26 October 2021
Below is a summary of Françoise Forette's presentation at the conference: "Make France a fully-fledged society" on 26 October 2021, which demonstrated how much the maintenance in activity, professional or otherwise, is beneficial to both individuals and society.
Medical literature is teeming with publications on the beneficial action on health and longevity of all forms of activity: productive activities for society (paid or voluntary), leisure activities, physical or sports activities, intellectual activity, domestic or artistic activities. All have given rise to numerous studies.
All forms of activity reduce mortality, increase healthy life expectancy, improve and maintain cognitive functions, but professional activity deserves a special mention.
A study by ILC-France and INSERM, published in 2014, confirmed the beneficial effect of prolonging professional activity on cognitive health. By combining the health and retirement data of 400,000 retirees from the RSI (a social security scheme for the self-employed), this work showed that delaying retirement by 5 years, for example from 60 to 65, can decrease the incidence of dementia by 15%.
Two longitudinal studies have focused on this area, among others:
- The SHARE study (Survey of Health, Aging and Retirement in Europe): 80,000 Europeans from 20 countries monitored every two years since 2004 by health, economic, (wealth, pensions, jobs) and sociological (families, entourage, aids, leisure activities) parameters.
- The HRS study (Health and Retirement Study): 20,000 Americans over 50 years of age followed since 1992 on the same type of parameters.
The SHARE study and the HRS study, although carried out in different continents, showed a significant and quantitatively comparable deleterious effect of retirement on cognitive functions when another activity is not resumed.
The SHARE study was able to quantify this. If we take as a reference the cognitive score of a person in professional activity, being retired for 10 years or more decreases this score by two. But if you actively take care of your family, your grandchildren, maintain social relations with your friends, help your neighbors, belong to a sports, artistic or other club, take part in an activity (political, union, municipal, volunteer in the city) this score doubles. Undertaking training or learning a foreign language can even triple it.
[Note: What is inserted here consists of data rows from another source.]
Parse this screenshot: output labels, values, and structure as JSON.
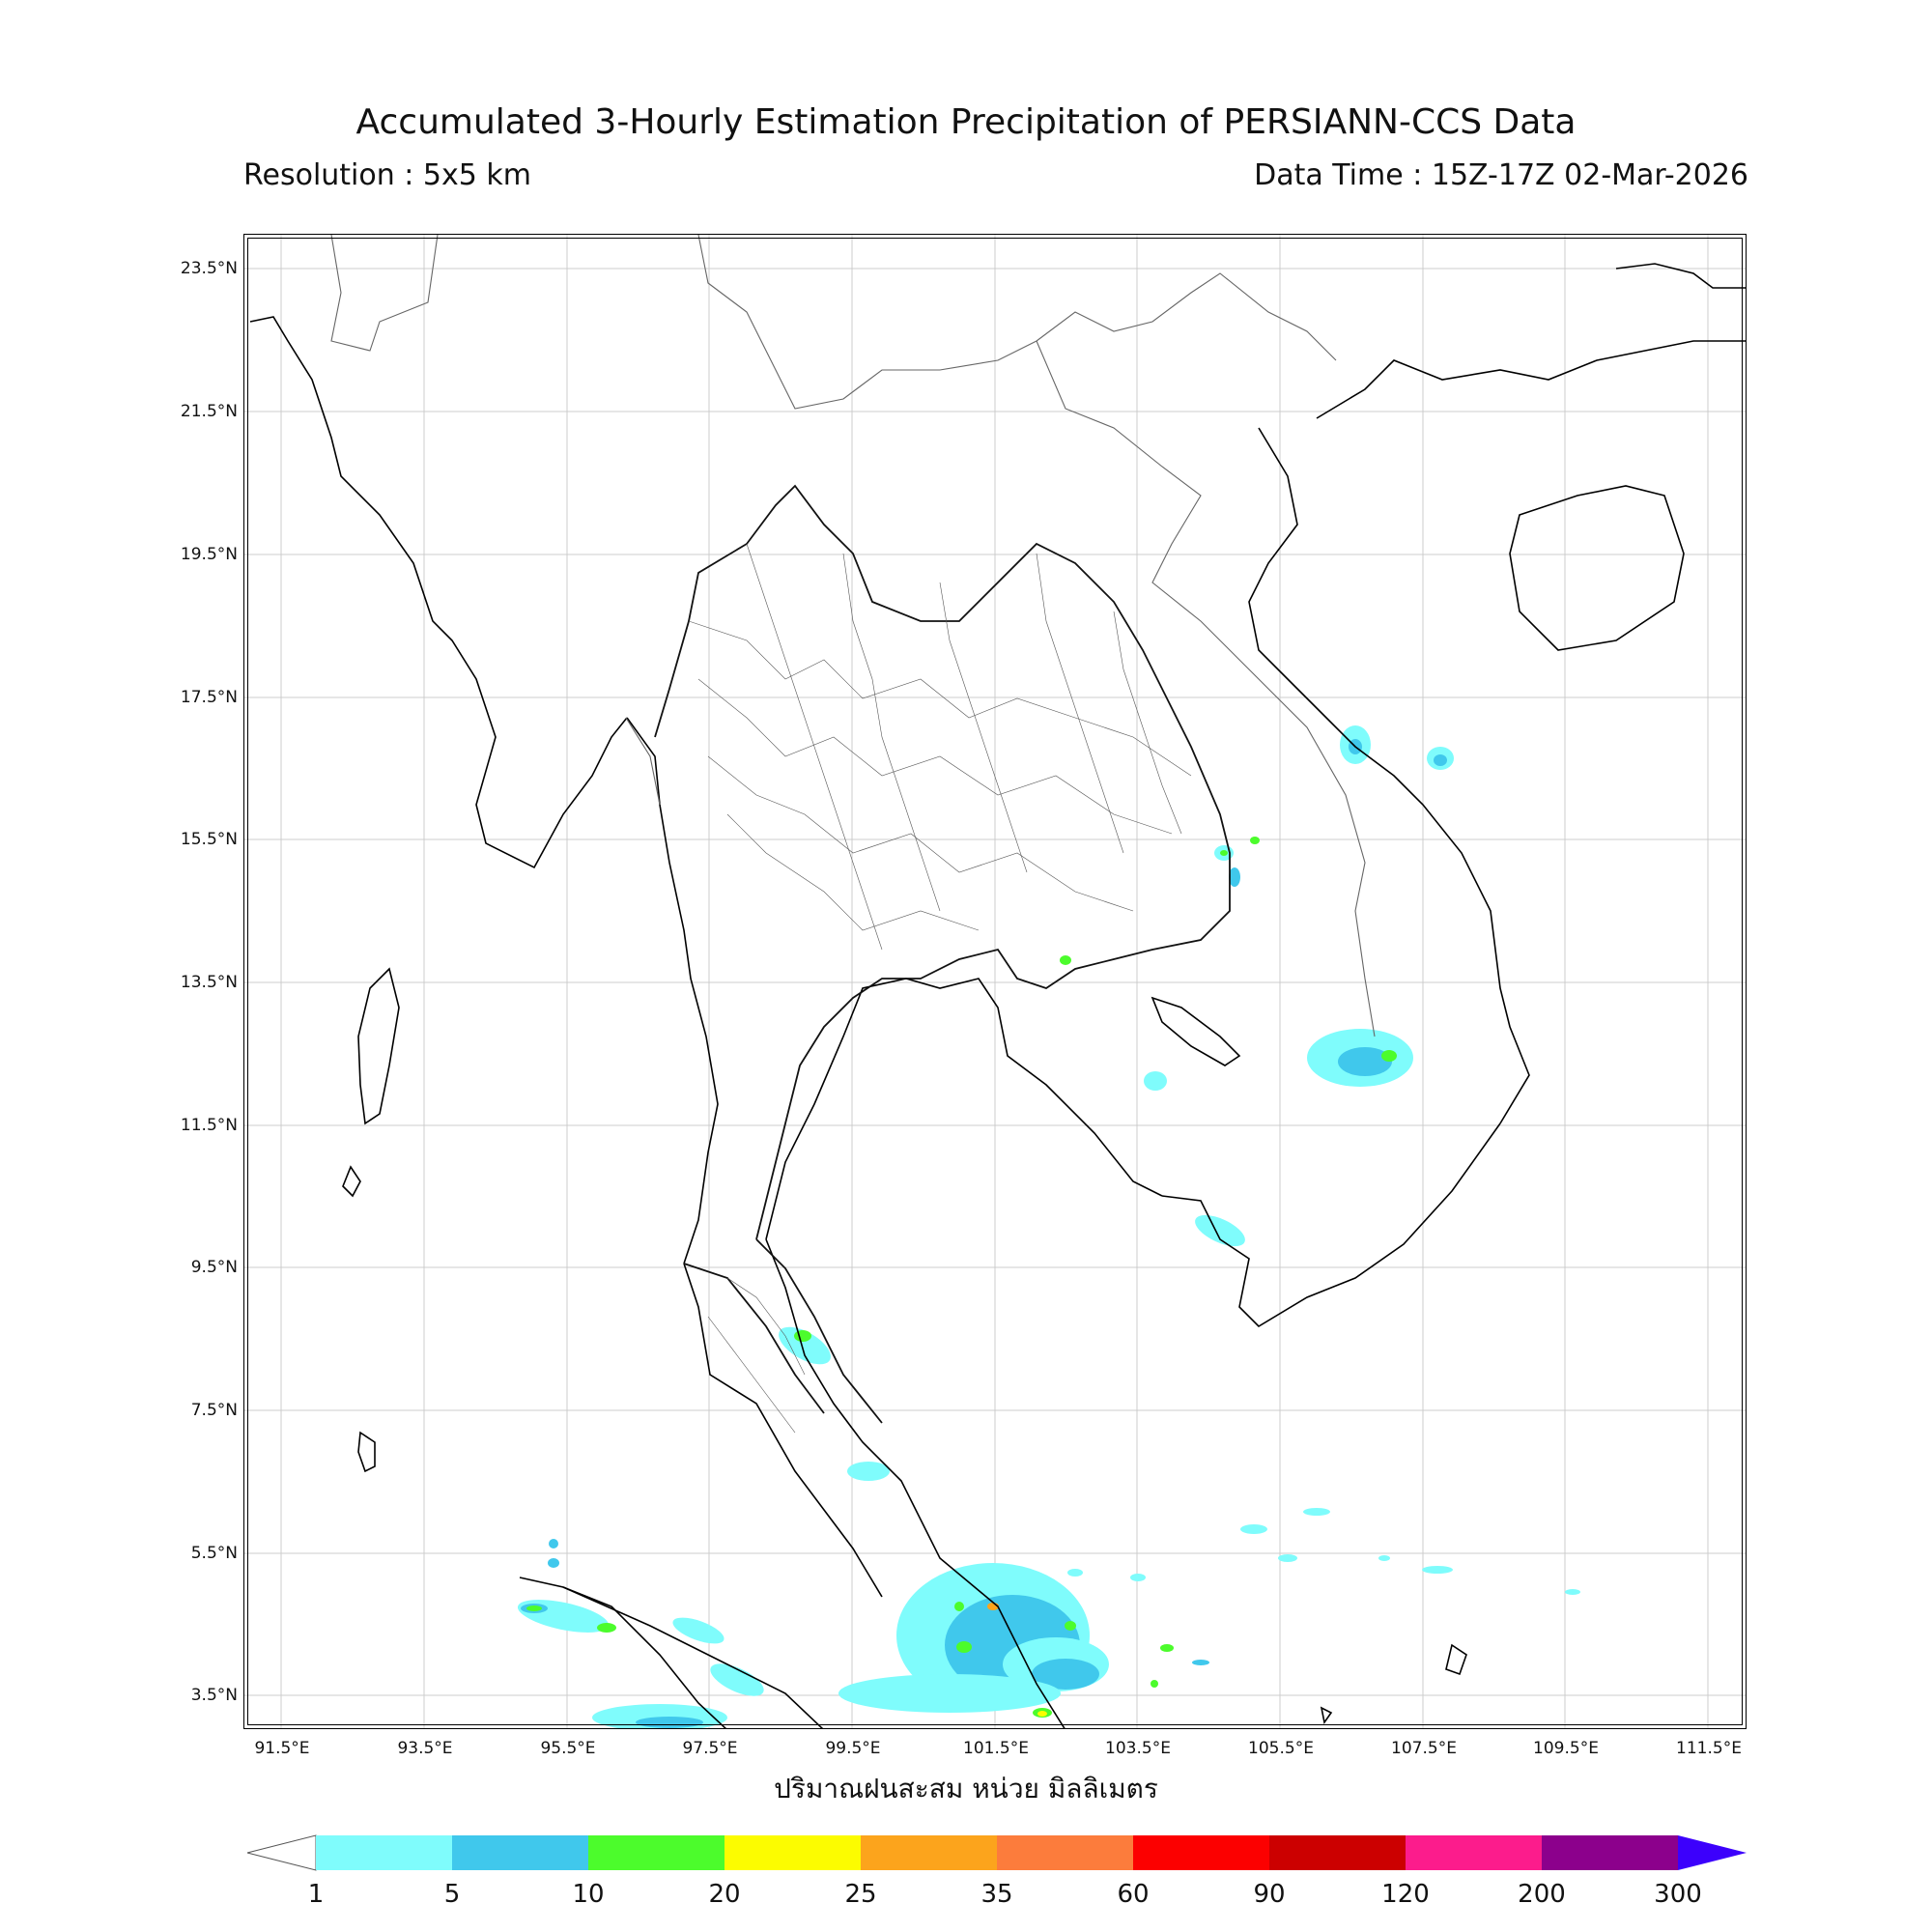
{
  "header": {
    "title": "Accumulated 3-Hourly Estimation Precipitation of PERSIANN-CCS Data",
    "resolution": "Resolution : 5x5 km",
    "data_time": "Data Time : 15Z-17Z 02-Mar-2026"
  },
  "map": {
    "lon_range": [
      91.0,
      112.0
    ],
    "lat_range": [
      2.9,
      24.0
    ],
    "lat_ticks": [
      "23.5°N",
      "21.5°N",
      "19.5°N",
      "17.5°N",
      "15.5°N",
      "13.5°N",
      "11.5°N",
      "9.5°N",
      "7.5°N",
      "5.5°N",
      "3.5°N"
    ],
    "lon_ticks": [
      "91.5°E",
      "93.5°E",
      "95.5°E",
      "97.5°E",
      "99.5°E",
      "101.5°E",
      "103.5°E",
      "105.5°E",
      "107.5°E",
      "109.5°E",
      "111.5°E"
    ],
    "xlabel": "ปริมาณฝนสะสม หน่วย มิลลิเมตร",
    "grid": true
  },
  "colorbar": {
    "levels": [
      "1",
      "5",
      "10",
      "20",
      "25",
      "35",
      "60",
      "90",
      "120",
      "200",
      "300"
    ],
    "colors": [
      "#7ffcfc",
      "#40c8ec",
      "#4cfc2c",
      "#fcfc00",
      "#fca41c",
      "#fc7c3c",
      "#fc0000",
      "#cc0000",
      "#fc1c8c",
      "#8c008c",
      "#3c00fc"
    ],
    "under_color": "#ffffff"
  }
}
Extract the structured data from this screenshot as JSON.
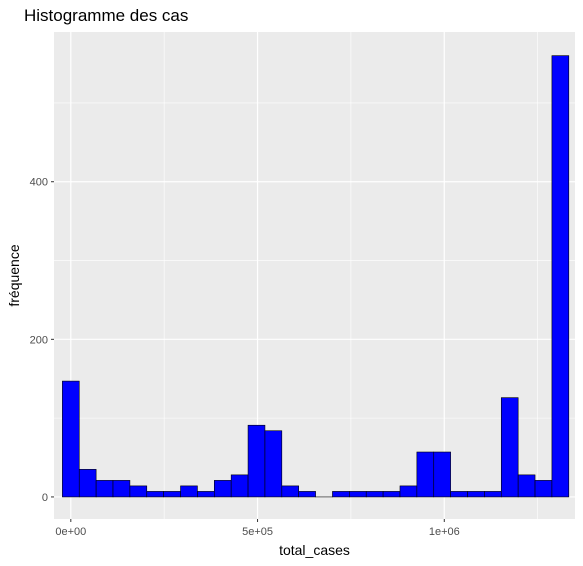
{
  "chart_data": {
    "type": "histogram",
    "title": "Histogramme des cas",
    "xlabel": "total_cases",
    "ylabel": "fréquence",
    "xlim": [
      -45000,
      1350000
    ],
    "ylim": [
      -28,
      590
    ],
    "x_ticks": [
      {
        "value": 0,
        "label": "0e+00"
      },
      {
        "value": 500000,
        "label": "5e+05"
      },
      {
        "value": 1000000,
        "label": "1e+06"
      }
    ],
    "y_ticks": [
      {
        "value": 0,
        "label": "0"
      },
      {
        "value": 200,
        "label": "200"
      },
      {
        "value": 400,
        "label": "400"
      }
    ],
    "bin_start": -22600,
    "bin_width": 45200,
    "counts": [
      147,
      35,
      21,
      21,
      14,
      7,
      7,
      14,
      7,
      21,
      28,
      91,
      84,
      14,
      7,
      0,
      7,
      7,
      7,
      7,
      14,
      57,
      57,
      7,
      7,
      7,
      126,
      28,
      21,
      560
    ],
    "fill_color": "#0000FF",
    "outline_color": "#000000",
    "panel_color": "#EBEBEB",
    "grid": true
  }
}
All activities increase the cognitive reserve that is built up from an early age and increases throughout life when the brain is stimulated through neuroplasticity. This allows the brain to strengthen and form new connections between neurons and to produce morphological changes with, for example, an increase in the volume of the hippocampus involved in memory mechanisms.
Another longitudinal study, the English Longitudinal Study on Aging (ELSA), began in 2003. It showed that the transition to retirement can lead to a loss of social group membership. This loss of social relationships when one does not undertake a new activity leads to an increase in mortality, a decrease in the quality of life, and a feeling of “depressogenic” uselessness. Mortality is 3 times higher among people who lose two social groups to which they belonged before retirement, compared to people who keep them or people who join two new circles.
A meta-analysis of four major American longitudinal studies (AddHealth, HRS, MIDUS, NSHAP) sought to determine the influence of social relationships formed during activities on the incidence of a number of risk factors for chronic diseases. Lack of social integration is significantly negatively correlated with high blood pressure, waist circumference, overweight, and biological stigmas of inflammation at all ages. However, social isolation is a major risk of retirement.
All the studies show that engagement in social activities, paid or unpaid, sports, artistic, political, union that allow integration into society have an impact not only on health, but on the quality of life, utility, and belonging. They generate optimism which is protective, especially against cardiovascular disease. Clearly, this is a strong scientific basis for promoting effective prevention that will promote healthy and productive longevity.
The icing on the cake for economists. In France, volunteering for over 50s represents 1.3% of GDP, senior workers 12%.